MATERIALS AND METHODS

Most of the materials used in this study were collected during a series of dives using the Johnson Sea Link I and II submersibles (Harbor Branch Oceanographic Institute, Fort Pierce, Florida) between February 1991 and October 1998. The data include tens of hours of video taken using an externally-mounted video camera, hundreds of still photographs taken using externally-mounted as well as handheld reflex cameras, and time-lapse photographs taken with a Photosea (now Hydrovision) 1000A 35-mm underwater camera connected to a Photosea 1500S 150 watt-sec Strobe and mounted on a tripod deployed on the seafloor via submersible.

Linear measurements were obtained from video images by using a pair of laser-generated dots visible on videotape and spaced 100 or 200 mm apart (depending upon the system used); the dots were produced by a pair of parallel lasers flanking the submersible's external video camera. Measurements were made post-dive by pausing the videotape; a millimeter rule was placed on the video screen over the scale bar and then over the image. All measurements were rounded to the nearest centimeter. A digital clock appearing on the videotape was used to measure time to the nearest second. Crawling speed was calculated as the ratio of the linear distance covered by the crawling crinoid to elapsed time. Because the orientation of the submersible and the camera changed during videotaping, and because magnification did not remain constant, crawling speeds were calculated incrementally.

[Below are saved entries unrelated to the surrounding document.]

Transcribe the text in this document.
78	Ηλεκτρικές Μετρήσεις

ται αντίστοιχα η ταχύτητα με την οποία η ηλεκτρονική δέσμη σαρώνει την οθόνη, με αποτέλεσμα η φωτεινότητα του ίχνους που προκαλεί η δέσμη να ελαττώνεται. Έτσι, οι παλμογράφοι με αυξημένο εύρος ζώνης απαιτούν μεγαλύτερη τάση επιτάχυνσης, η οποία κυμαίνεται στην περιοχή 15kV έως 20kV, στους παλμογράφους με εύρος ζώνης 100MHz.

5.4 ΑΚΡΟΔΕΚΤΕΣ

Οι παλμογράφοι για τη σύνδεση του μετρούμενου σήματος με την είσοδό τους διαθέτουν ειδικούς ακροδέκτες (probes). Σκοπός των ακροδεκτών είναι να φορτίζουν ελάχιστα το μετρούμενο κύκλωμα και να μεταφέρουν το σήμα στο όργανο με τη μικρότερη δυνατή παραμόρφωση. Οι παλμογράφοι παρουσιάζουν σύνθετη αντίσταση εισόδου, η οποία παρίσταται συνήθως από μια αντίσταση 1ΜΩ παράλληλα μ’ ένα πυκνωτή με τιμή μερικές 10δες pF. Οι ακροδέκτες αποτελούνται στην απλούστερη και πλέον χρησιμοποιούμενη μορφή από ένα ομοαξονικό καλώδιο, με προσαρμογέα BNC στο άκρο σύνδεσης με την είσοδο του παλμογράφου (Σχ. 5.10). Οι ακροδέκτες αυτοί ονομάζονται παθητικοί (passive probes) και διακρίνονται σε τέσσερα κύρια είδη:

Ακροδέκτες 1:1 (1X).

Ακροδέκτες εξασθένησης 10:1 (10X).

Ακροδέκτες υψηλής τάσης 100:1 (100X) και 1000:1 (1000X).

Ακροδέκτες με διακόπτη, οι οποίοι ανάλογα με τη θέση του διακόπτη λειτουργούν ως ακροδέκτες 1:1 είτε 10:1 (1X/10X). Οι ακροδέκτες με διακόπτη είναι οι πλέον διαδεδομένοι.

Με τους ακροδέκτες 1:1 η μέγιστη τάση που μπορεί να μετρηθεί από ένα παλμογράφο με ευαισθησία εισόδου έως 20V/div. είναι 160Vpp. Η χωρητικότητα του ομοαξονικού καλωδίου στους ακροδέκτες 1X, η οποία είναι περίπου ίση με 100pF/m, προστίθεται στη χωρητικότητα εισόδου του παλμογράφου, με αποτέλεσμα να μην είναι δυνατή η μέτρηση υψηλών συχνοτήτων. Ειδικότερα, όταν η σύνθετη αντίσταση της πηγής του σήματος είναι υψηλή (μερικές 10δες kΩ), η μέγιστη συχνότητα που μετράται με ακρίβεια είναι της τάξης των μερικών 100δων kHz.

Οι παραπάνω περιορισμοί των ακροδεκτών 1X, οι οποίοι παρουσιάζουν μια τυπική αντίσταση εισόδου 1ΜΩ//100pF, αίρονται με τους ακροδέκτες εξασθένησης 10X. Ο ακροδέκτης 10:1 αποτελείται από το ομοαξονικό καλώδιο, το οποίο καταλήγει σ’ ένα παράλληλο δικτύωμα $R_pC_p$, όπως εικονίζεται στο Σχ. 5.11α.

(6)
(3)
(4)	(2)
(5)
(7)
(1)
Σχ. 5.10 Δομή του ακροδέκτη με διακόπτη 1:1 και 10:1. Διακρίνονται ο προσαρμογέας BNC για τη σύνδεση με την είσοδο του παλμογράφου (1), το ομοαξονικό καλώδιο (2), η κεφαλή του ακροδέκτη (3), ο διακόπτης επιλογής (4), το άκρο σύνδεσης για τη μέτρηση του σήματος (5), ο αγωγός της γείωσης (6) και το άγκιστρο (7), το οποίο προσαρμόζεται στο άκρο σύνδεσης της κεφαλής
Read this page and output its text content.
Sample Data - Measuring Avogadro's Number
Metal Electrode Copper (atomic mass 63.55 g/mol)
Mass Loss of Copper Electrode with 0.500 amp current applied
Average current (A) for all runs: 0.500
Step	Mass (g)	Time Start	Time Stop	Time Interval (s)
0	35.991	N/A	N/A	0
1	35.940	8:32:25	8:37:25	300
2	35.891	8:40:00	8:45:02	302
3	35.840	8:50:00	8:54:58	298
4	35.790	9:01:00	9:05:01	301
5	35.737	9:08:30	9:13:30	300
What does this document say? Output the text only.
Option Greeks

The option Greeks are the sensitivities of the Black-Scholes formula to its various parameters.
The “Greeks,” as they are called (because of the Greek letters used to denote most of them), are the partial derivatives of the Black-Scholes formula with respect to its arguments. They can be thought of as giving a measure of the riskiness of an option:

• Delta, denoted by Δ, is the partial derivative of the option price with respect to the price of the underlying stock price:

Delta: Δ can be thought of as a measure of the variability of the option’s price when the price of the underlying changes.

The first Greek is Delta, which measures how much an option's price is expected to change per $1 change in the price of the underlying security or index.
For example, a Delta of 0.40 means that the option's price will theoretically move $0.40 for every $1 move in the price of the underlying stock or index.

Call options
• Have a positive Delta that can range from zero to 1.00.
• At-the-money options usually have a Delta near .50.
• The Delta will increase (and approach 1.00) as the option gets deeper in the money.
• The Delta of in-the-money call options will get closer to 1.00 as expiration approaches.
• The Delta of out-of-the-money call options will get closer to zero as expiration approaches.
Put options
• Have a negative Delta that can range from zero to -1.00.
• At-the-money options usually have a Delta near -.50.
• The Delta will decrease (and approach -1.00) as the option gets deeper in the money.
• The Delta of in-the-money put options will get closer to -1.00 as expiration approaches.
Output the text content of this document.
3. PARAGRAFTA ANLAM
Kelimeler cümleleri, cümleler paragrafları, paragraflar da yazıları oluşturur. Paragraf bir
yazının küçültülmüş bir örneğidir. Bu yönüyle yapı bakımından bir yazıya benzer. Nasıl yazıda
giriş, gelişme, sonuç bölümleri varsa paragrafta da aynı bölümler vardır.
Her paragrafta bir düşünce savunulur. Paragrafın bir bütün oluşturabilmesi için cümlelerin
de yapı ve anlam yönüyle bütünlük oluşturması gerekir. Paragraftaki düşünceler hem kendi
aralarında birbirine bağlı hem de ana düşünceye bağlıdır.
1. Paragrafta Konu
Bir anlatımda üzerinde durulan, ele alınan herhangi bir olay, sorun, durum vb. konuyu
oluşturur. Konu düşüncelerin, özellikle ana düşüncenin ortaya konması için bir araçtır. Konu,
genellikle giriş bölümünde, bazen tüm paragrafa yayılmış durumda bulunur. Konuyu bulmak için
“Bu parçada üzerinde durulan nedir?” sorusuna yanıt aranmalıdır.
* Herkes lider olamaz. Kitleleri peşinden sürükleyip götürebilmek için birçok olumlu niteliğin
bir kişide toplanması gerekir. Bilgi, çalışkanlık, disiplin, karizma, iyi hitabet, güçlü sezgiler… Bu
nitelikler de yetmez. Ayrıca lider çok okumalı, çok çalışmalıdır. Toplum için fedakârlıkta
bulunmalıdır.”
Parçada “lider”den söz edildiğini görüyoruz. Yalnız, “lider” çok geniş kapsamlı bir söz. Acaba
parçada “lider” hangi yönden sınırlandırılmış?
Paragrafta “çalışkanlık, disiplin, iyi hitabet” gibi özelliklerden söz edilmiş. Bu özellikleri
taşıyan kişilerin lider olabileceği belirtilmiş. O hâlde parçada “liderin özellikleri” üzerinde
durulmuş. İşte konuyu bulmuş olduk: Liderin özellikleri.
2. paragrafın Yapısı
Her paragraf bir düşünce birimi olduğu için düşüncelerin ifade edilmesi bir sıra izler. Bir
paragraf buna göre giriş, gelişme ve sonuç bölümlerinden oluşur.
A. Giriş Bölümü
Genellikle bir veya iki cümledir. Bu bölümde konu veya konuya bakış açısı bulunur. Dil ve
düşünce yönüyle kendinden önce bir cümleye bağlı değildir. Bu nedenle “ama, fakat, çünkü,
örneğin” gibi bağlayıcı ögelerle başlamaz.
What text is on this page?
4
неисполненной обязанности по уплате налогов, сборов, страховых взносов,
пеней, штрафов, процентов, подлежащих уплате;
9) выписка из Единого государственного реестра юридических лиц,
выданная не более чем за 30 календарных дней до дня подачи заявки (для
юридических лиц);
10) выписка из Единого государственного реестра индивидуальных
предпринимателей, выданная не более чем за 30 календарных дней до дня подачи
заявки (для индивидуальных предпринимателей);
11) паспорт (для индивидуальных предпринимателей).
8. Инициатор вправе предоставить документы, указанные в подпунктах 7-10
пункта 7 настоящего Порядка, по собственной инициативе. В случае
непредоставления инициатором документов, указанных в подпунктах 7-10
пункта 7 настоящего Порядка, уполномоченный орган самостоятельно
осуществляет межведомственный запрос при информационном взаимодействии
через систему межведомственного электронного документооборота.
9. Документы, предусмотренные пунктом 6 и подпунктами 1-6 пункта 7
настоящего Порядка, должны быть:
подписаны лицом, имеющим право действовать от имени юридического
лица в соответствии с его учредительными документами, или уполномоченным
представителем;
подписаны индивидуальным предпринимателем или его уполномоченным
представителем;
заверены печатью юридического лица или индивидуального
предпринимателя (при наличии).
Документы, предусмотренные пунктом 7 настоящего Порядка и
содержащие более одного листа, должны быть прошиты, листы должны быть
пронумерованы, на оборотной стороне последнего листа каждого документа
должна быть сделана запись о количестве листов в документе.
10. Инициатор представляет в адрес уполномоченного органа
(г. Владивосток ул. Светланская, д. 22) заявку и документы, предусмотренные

The study area, on the southwestern margin of Little Bahama Bank south of Settlement Point (west end of Grand Bahama Island) in 391-434 m, covered an area approximately 460 m (east-west) by 360 m (north-south) and was centered on 26º37.6'N lat., 78º58.9'W long. (Figure 1). The bottom consisted of flat or sloping, submarine-cemented, carbonate pavements (hardgrounds) veneered with sediment. This substrate interspersed with areas of deeper, often bioturbated, chiefly pelagic foraminiferan/thecosome sediment. Comprehensive descriptions of regional bank-margin geology of the northern Bahamas are in Neumann et al. (1977), Mullins and Neumann (1979), and Hine and Mullins (1983).

Measured current velocities ranged from 0 to 400 mm sec-1, although flow sometimes clearly exceeded this. Temperatures recorded in situ range from 12o C (February 1991) to 17o C (October 1991). Detailed analyses of the flow environment in the northern Straits of Florida are in Düing (1975), Schott and Zantopp (1985) and Leaman et al. (1987).